On Indian foreign policy Lohia’s ideas were grounded in his assessment of the interests of the country, the threats it faced and the possibilities open to it. He saw its principal objectives as preserving the freedom of the newly-independent countries, establishing channels of co-operation between them and securing an effective voice for them in world affairs. Nearer home this meant creating closer relations with India’s neighbours and taking steps towards linking India and Pakistan in a new association. The emergence of communist China as an aggressive power on the frontiers of India led him to demand a properly-conceived Himalayan policy to preserve the independence of India’s neighbours long before the Indian government acknowledged the new danger. Lohia’s passionate devotion to Asia did not lead him into the error of overlooking the threat that communist China could present to the non-communist countries of South and South-East Asia. I have the impression that when he talked of Asia Lohia thought mainly of that part of it which had been influenced by Indian civilisation; it was ‘Greater India’ that was central to his idea of Asia.
India-Pakistan relations occupied his mind throughout the two decades between Partition and his death last year. He had opposed partition and despite the mounting hostility between India and Pakistan he believed that the separation of 1947 was not irrevocable and remained firmly committed to the goal of a confederation.
The defeat of the Socialist Party was due to its failure to organise mass support. Lohia proposed to remove this deficiency by organising the disinherited strata of Indian society – women, Sudras, Harijans, Muslims and Adivasis, who between them constituted the great majority of the population – to constitute the basis of his Party’s support. This was a long-term plan and required patient effort.
He was deeply committed to freedom everywhere and his interventions in the freedom struggle in Goa and in the democratic movement in Nepal were characteristic evidence of his concern.
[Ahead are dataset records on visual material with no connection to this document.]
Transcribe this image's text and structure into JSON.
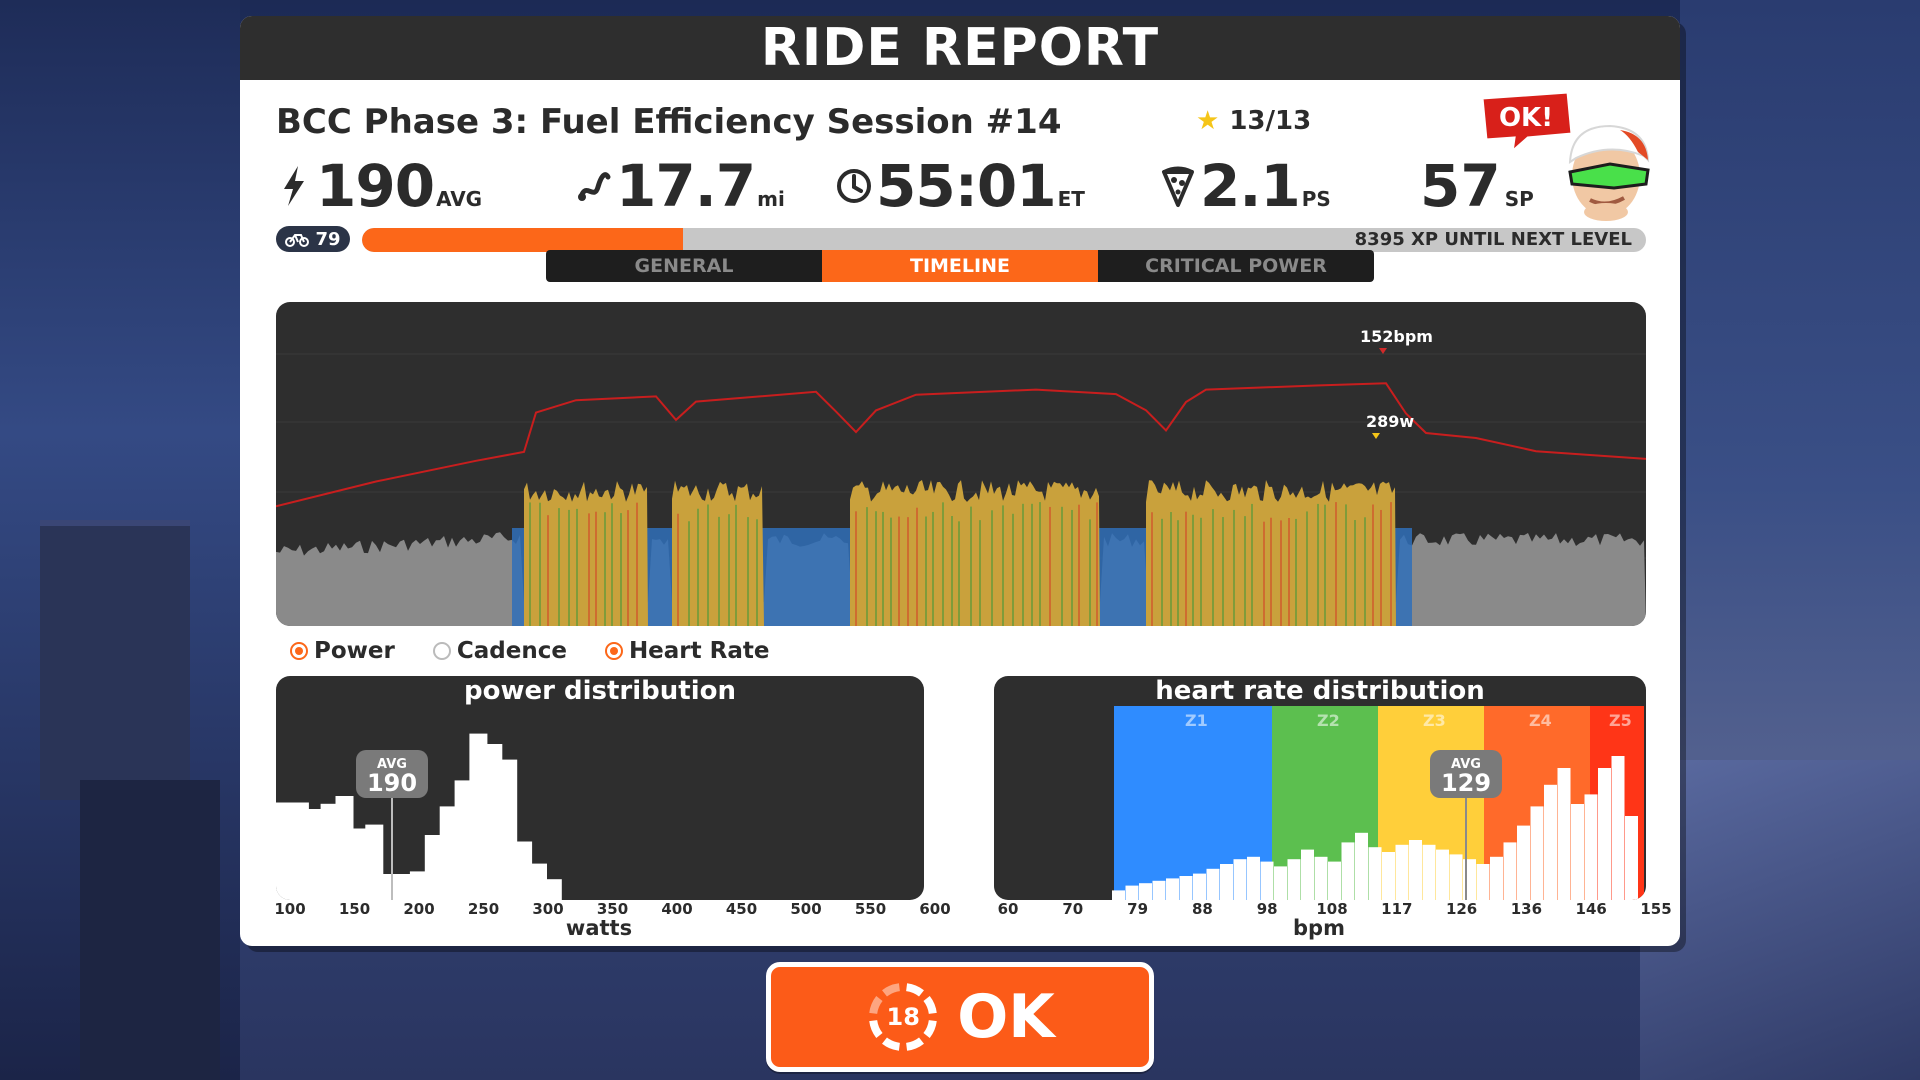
{
  "panel": {
    "title": "RIDE REPORT"
  },
  "workout": {
    "name": "BCC Phase 3: Fuel Efficiency Session #14",
    "stars": "13/13"
  },
  "stats": {
    "power_value": "190",
    "power_unit": "AVG",
    "distance_value": "17.7",
    "distance_unit": "mi",
    "time_value": "55:01",
    "time_unit": "ET",
    "ps_value": "2.1",
    "ps_unit": "PS",
    "sp_value": "57",
    "sp_unit": "SP"
  },
  "ok_bubble": "OK!",
  "level": {
    "number": "79",
    "progress": 0.25,
    "xp_text": "8395 XP UNTIL NEXT LEVEL"
  },
  "tabs": [
    {
      "label": "GENERAL",
      "active": false
    },
    {
      "label": "TIMELINE",
      "active": true
    },
    {
      "label": "CRITICAL POWER",
      "active": false
    }
  ],
  "timeline": {
    "hr_peak_label": "152bpm",
    "power_peak_label": "289w"
  },
  "legend": [
    {
      "label": "Power",
      "on": true
    },
    {
      "label": "Cadence",
      "on": false
    },
    {
      "label": "Heart Rate",
      "on": true
    }
  ],
  "power_distribution": {
    "title": "power distribution",
    "avg_label": "AVG",
    "avg_value": "190",
    "axis_title": "watts",
    "ticks": [
      "100",
      "150",
      "200",
      "250",
      "300",
      "350",
      "400",
      "450",
      "500",
      "550",
      "600"
    ]
  },
  "hr_distribution": {
    "title": "heart rate distribution",
    "avg_label": "AVG",
    "avg_value": "129",
    "axis_title": "bpm",
    "zones": [
      "Z1",
      "Z2",
      "Z3",
      "Z4",
      "Z5"
    ],
    "ticks": [
      "60",
      "70",
      "79",
      "88",
      "98",
      "108",
      "117",
      "126",
      "136",
      "146",
      "155"
    ]
  },
  "ok_button": {
    "label": "OK",
    "countdown": "18"
  },
  "colors": {
    "accent": "#fc6719",
    "panel_dark": "#2e2e2e",
    "z1": "#2f8cff",
    "z2": "#5cbf4f",
    "z3": "#ffcf3a",
    "z4": "#ff6a2a",
    "z5": "#ff3517",
    "hr_line": "#c81e1e",
    "power_fill": "#c9a13c"
  }
}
The source of his inspiration were diverse, but the deepest of them must have been the culture and history of India.
Rammanohar Lohia’s political life had a basic consistency. All his endeavours were marked by a passion to build up the people’s capacity to compel accountability from those in authority. In his unrelenting campaign against complacency and hypocrisy, he upheld the tradition of dissent in a climate of conformity.